Can the solar inverter perform any additional function?
The answer is yes! Thanks to the advances in power electronics, it is common to have solar inverters that implement a maximum power point tracking or MPPT mechanism before inverting the voltage, thus ensuring that the PV modules or arrays are operating at their maximum power point or MPP. Apart from the modes of operation, solar inverters are also classified on the basis of the implementation topology.
There can be 4 different categories under this classification
Central Inverters, which are usually around several kW to 100 MW range. Module inverters, or microinverters, typically rated around 50 to 500W. String inverters, typically rated around 500W to a few kW. A string is nothing but a number of PV modules connected in series. And finally, Multi string inverters, typically rated around 1kW to 10kW range.
Let's start with the solar central inverter.
This is the most traditional solar inverter topology in use. This is a simple implementation with one solar central inverter catering to all the PV modules in a PV system. While this inverter topology increases the ease of system design and implementation, it suffers from several drawbacks. In large systems, large amounts of DC power will be transferred over long cables to reach the solar central inverter. This increases DC wiring costs, and also decreases safety, as DC fault currents are difficult to interrupt. An MPPT implementation inside the central inverter will only cater to the entire system as a whole. If the various modules, strings are mismatched, let’s say due to partial shading, the overall system output is drastically reduced. Also, the system is usually designed for a fixed power. There is little scope for the extensibility of the system if more strings and modules need to be added.
Micro solar inverters or module level inverters.
As the name suggests, each module has a dedicated solar inverter with an MPP tracker. Therefore, the topology is more resilient to partial shading effects as compared to the central inverter topology. Clearly, the micro solar inverters provide the highest system flexibility, since extending the size of a system under this topology is far simpler. Furthermore, the DC wiring costs are greatly reduced. However, the investment and maintenance costs tend to increase, especially if the cost per Watt are compared.
String solar inverters
Then we have the string inverter concept, which seeks to strike a balance between the module level inverter and the central inverter topologies.
The string inverter topology is more resilient to mismatch than the central inverter, because each string is independently operated at its MPP, thus guaranteeing a higher energy yield. String inverters are smaller than central inverters. However, the implementation is more complex than the module inverter. Also, the partial shading will have a greater influence over the string inverter topology than over the micro inverter topology.
Multi String inverters.
This concept seeks to combine the higher energy yield of a solar string inverter with the lower costs of the central inverter. Each of the strings are pre-power-processed using low power DC-DC converters. Each string has its own MPP tracker implemented alongside the DC-DC converter. All the converters are connected via a DC bus to the solar inverter, and ultimately to the grid. Within a certain power range, only a new string with a dedicated DC-DC converter has to be included to expand the system size.
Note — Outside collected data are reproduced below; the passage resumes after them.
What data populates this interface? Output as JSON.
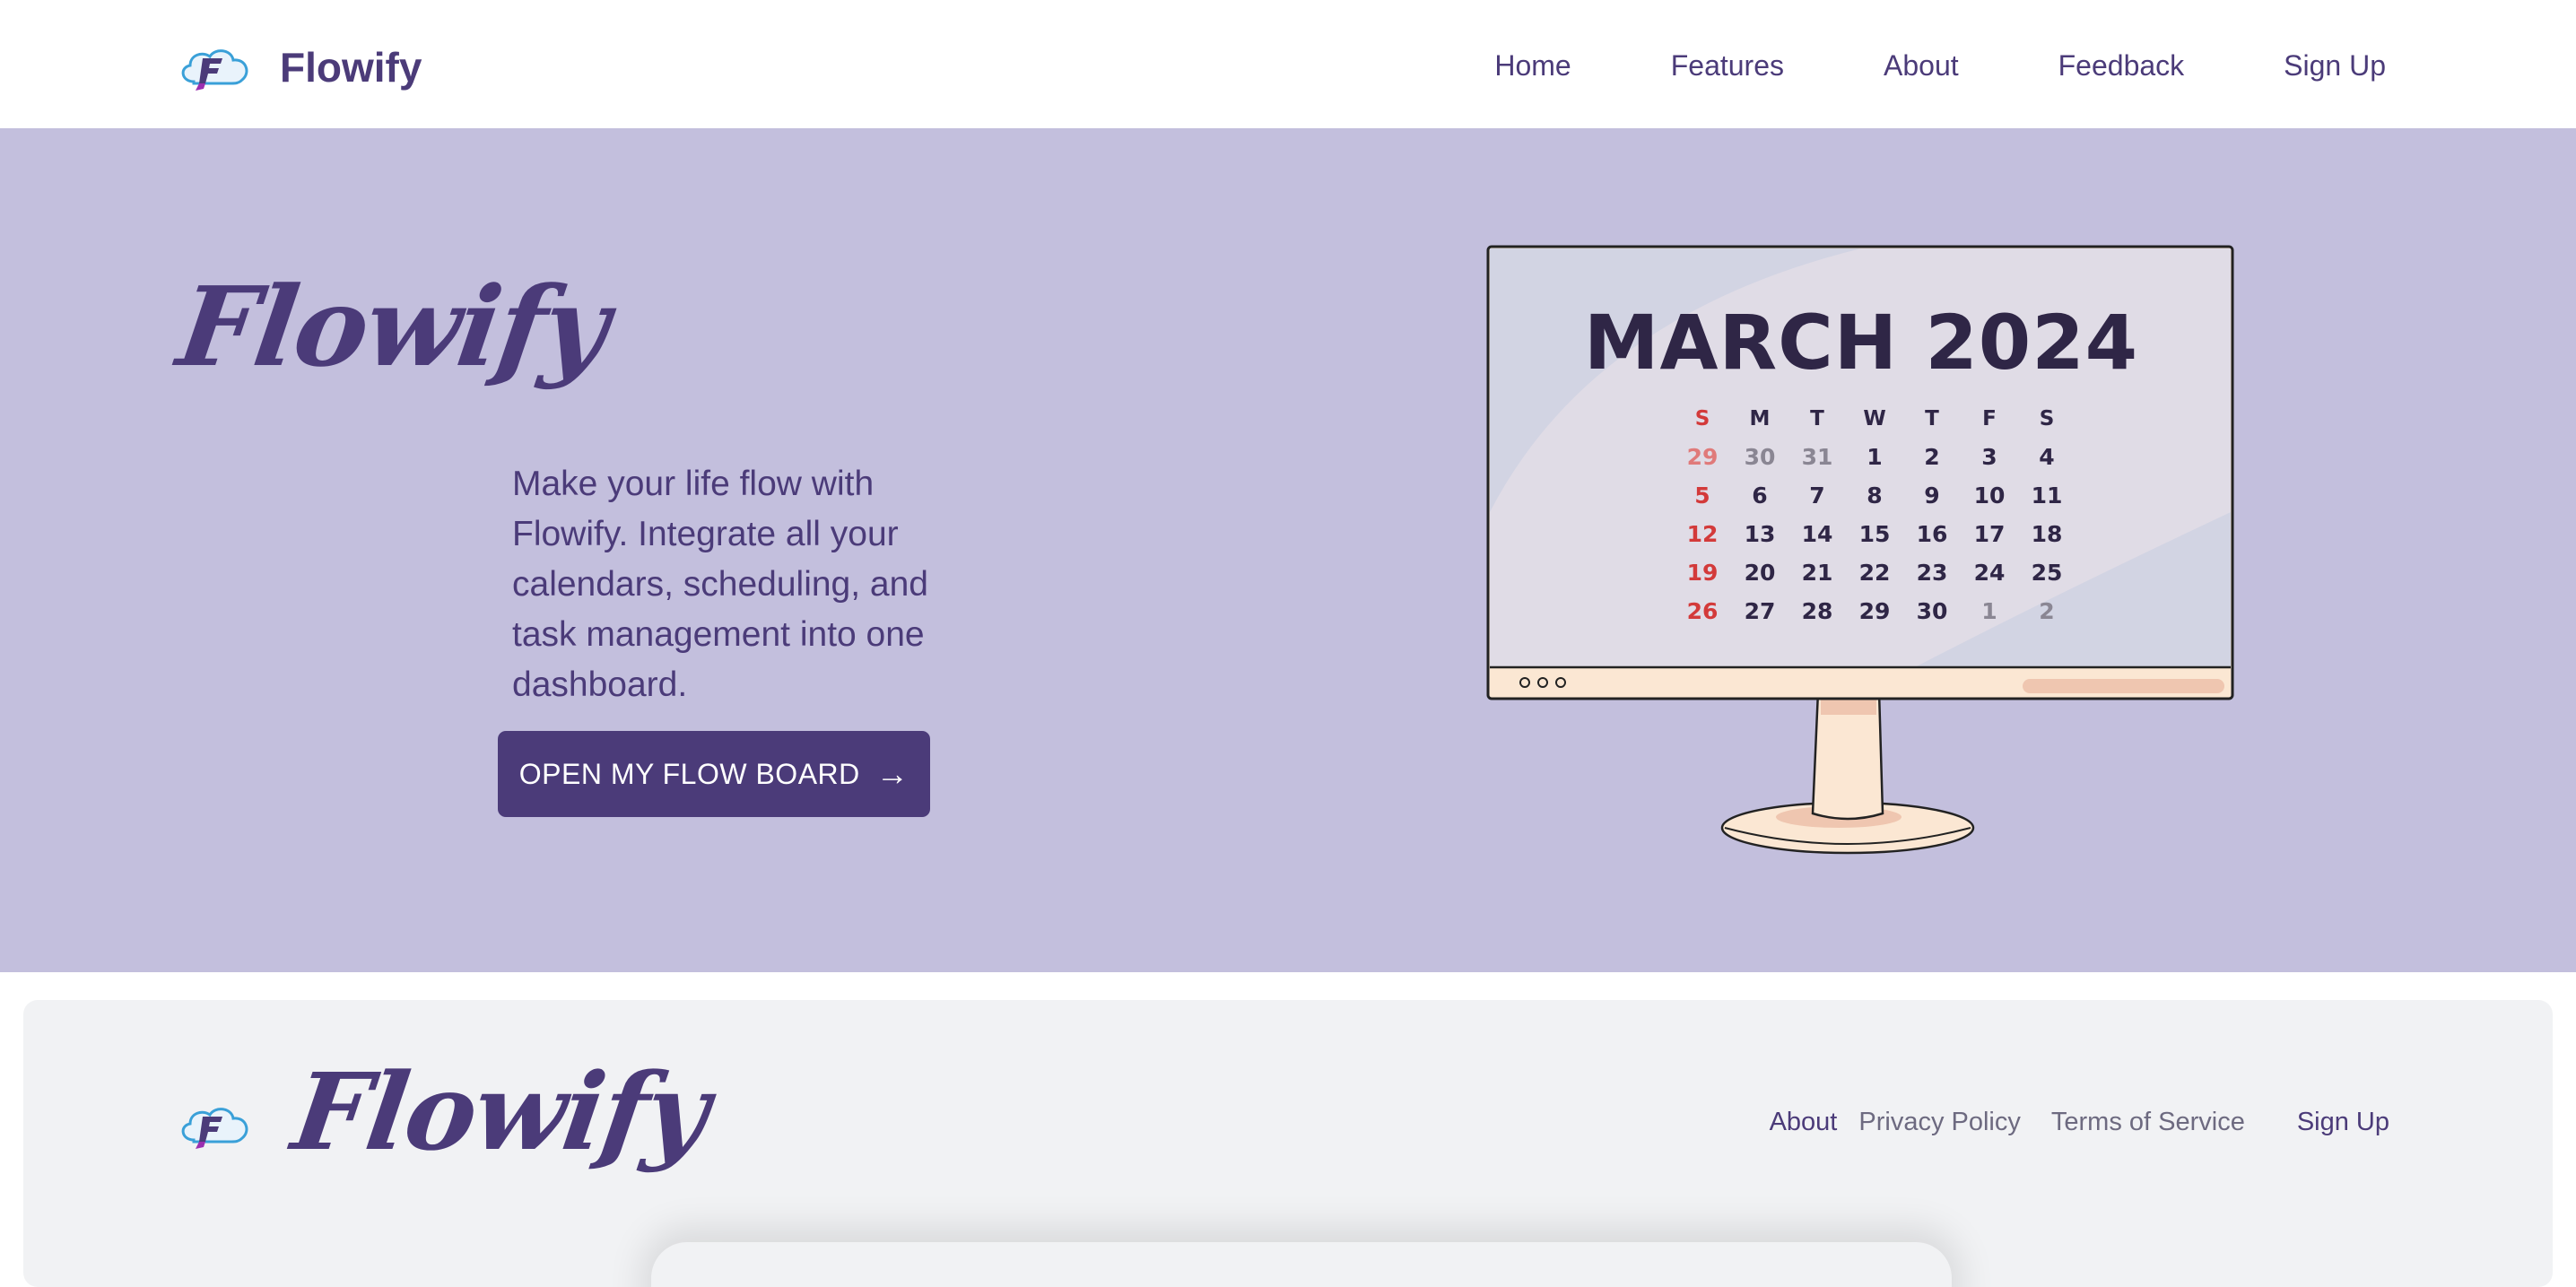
{
  "header": {
    "brand": "Flowify",
    "nav": [
      "Home",
      "Features",
      "About",
      "Feedback",
      "Sign Up"
    ]
  },
  "hero": {
    "title": "Flowify",
    "tagline": "Make your life flow with Flowify. Integrate all your calendars, scheduling, and task management into one dashboard.",
    "cta_label": "OPEN MY FLOW BOARD",
    "cta_icon": "arrow-right-icon",
    "calendar": {
      "title": "MARCH 2024",
      "weekdays": [
        "S",
        "M",
        "T",
        "W",
        "T",
        "F",
        "S"
      ],
      "weeks": [
        [
          "29",
          "30",
          "31",
          "1",
          "2",
          "3",
          "4"
        ],
        [
          "5",
          "6",
          "7",
          "8",
          "9",
          "10",
          "11"
        ],
        [
          "12",
          "13",
          "14",
          "15",
          "16",
          "17",
          "18"
        ],
        [
          "19",
          "20",
          "21",
          "22",
          "23",
          "24",
          "25"
        ],
        [
          "26",
          "27",
          "28",
          "29",
          "30",
          "1",
          "2"
        ]
      ]
    }
  },
  "footer": {
    "title": "Flowify",
    "links": {
      "about": "About",
      "privacy": "Privacy Policy",
      "terms": "Terms of Service",
      "signup": "Sign Up"
    }
  },
  "colors": {
    "brand": "#4b3b79",
    "hero_bg": "#c3bfdd",
    "footer_bg": "#f1f2f4",
    "sunday_red": "#d33a3a"
  }
}
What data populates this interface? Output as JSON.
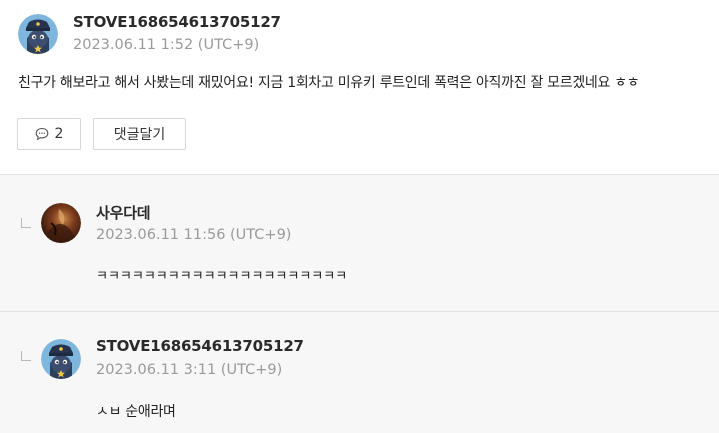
{
  "comment": {
    "author": "STOVE168654613705127",
    "date": "2023.06.11 1:52 (UTC+9)",
    "text": "친구가 해보라고 해서 사봤는데 재밌어요! 지금 1회차고 미유키 루트인데 폭력은 아직까진 잘 모르겠네요 ㅎㅎ",
    "reply_count": "2",
    "reply_button_label": "댓글달기",
    "avatar_icon": "police-bird-avatar"
  },
  "replies": [
    {
      "author": "사우다데",
      "date": "2023.06.11 11:56 (UTC+9)",
      "text": "ㅋㅋㅋㅋㅋㅋㅋㅋㅋㅋㅋㅋㅋㅋㅋㅋㅋㅋㅋㅋㅋ",
      "avatar_icon": "artwork-avatar"
    },
    {
      "author": "STOVE168654613705127",
      "date": "2023.06.11 3:11 (UTC+9)",
      "text": "ㅅㅂ 순애라며",
      "avatar_icon": "police-bird-avatar"
    }
  ],
  "colors": {
    "reply_background": "#f7f7f7",
    "border": "#e2e2e2",
    "date_text": "#9a9a9a",
    "avatar_bg": "#7eb6dd"
  }
}
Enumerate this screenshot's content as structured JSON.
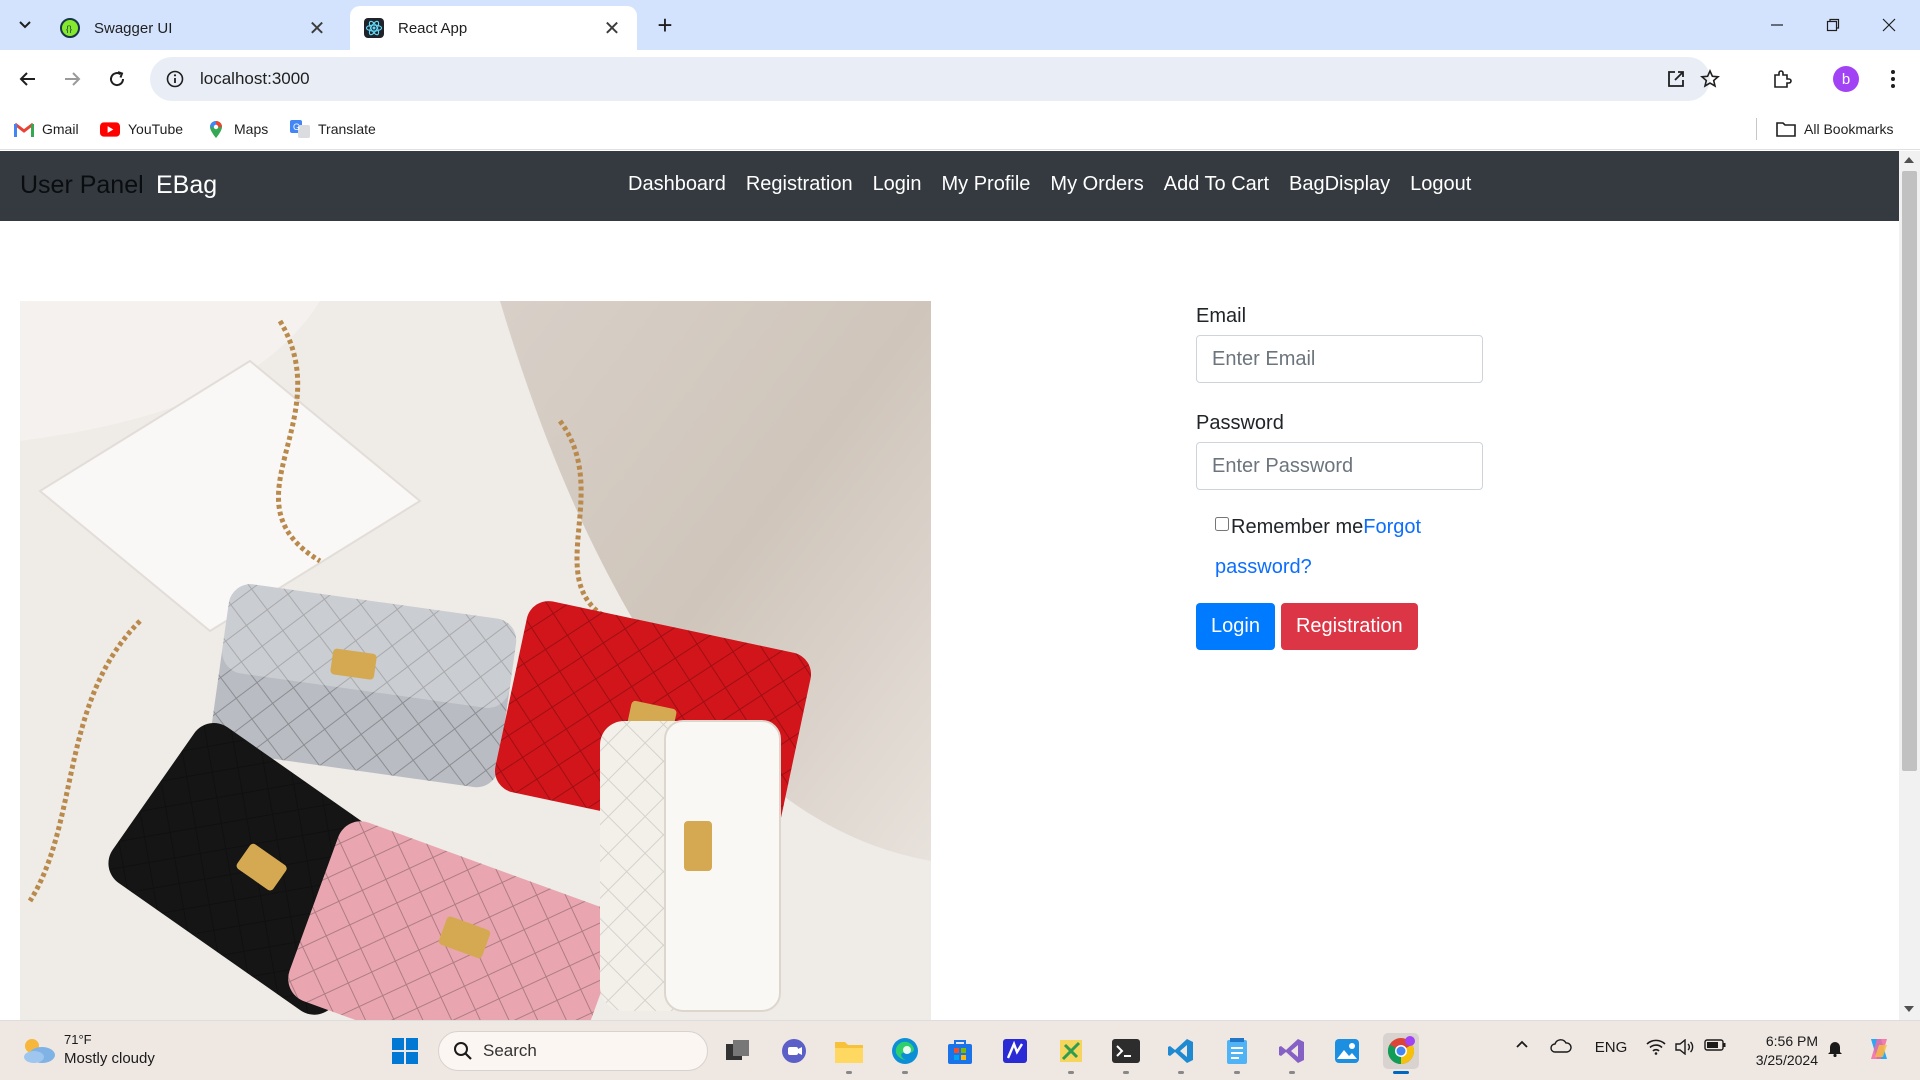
{
  "browser": {
    "tabs": [
      {
        "title": "Swagger UI",
        "active": false,
        "favicon": "swagger-icon"
      },
      {
        "title": "React App",
        "active": true,
        "favicon": "react-icon"
      }
    ],
    "url": "localhost:3000",
    "bookmarks": [
      {
        "label": "Gmail",
        "icon": "gmail-icon"
      },
      {
        "label": "YouTube",
        "icon": "youtube-icon"
      },
      {
        "label": "Maps",
        "icon": "maps-icon"
      },
      {
        "label": "Translate",
        "icon": "translate-icon"
      }
    ],
    "all_bookmarks": "All Bookmarks",
    "profile_initial": "b"
  },
  "navbar": {
    "brand_muted": "User Panel",
    "brand": "EBag",
    "links": [
      "Dashboard",
      "Registration",
      "Login",
      "My Profile",
      "My Orders",
      "Add To Cart",
      "BagDisplay",
      "Logout"
    ]
  },
  "form": {
    "email_label": "Email",
    "email_placeholder": "Enter Email",
    "password_label": "Password",
    "password_placeholder": "Enter Password",
    "remember_label": "Remember me",
    "forgot_link": "Forgot password?",
    "login_button": "Login",
    "registration_button": "Registration"
  },
  "taskbar": {
    "weather_temp": "71°F",
    "weather_desc": "Mostly cloudy",
    "search_label": "Search",
    "language": "ENG",
    "time": "6:56 PM",
    "date": "3/25/2024"
  },
  "colors": {
    "navbar_bg": "#343a40",
    "primary": "#007bff",
    "danger": "#dc3545",
    "link": "#0d6efd",
    "tabstrip": "#d3e3fd"
  }
}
Overview of solar inverters
We now have an overview about the solar inverters and their topologies. Of course, the choice of your topology for implementation would depend entirely on the system needs, size, and budget. But in general, while choosing an inverter for your PV system, what are the requirements for a good solar inverter?
There are several characteristics expected from a good solar inverter.
As every power processing step expends power itself, the solar inverters are expected to be as efficient as possible. This is because we wish to deliver maximum PV generated power to the load or the grid. Typical efficiencies are in the range of more than 95% at rated conditions. Depending on the topology, it is expected that the solar inverters have built in MPP trackers. Grid-tied inverters are expected to have active islanding detection capability. Islanding refers to the situation in which the inverters in a grid-tied setup continue to power the system even though the power from the grid operator has been restricted. Due to safety issues, islanding needs to prevented. Therefore, inverters are expected to detect and respond by immediately stopping from introducing power into the grid. This is also referred to as anti-islanding. Since in a lot of situations, the solar inverters are exposed to ambient conditions, they must comply with the temperature and humidity conditions of the location. Since grid-tied inverters pump power into the grid. They are expected to maintain very high quality, so as to not corrupt the power flow in the grid. Thus, solar inverters are expected to have very low harmonic content on the line currents.
Solar inverter lifespan
It is a work in progress to increase the lifespan of the solar inverter, the crucial power electronic device in the modern PV system. A good solar inverter will probably reach, under favourable conditions, around 10-12 years of lifetime. This is a bottleneck in the modern PV system’s lifetime, especially considering the fact that PV modules can last over 25 years. So now you know what an inverter is, what it does, and how it can be applied in the different system topologies.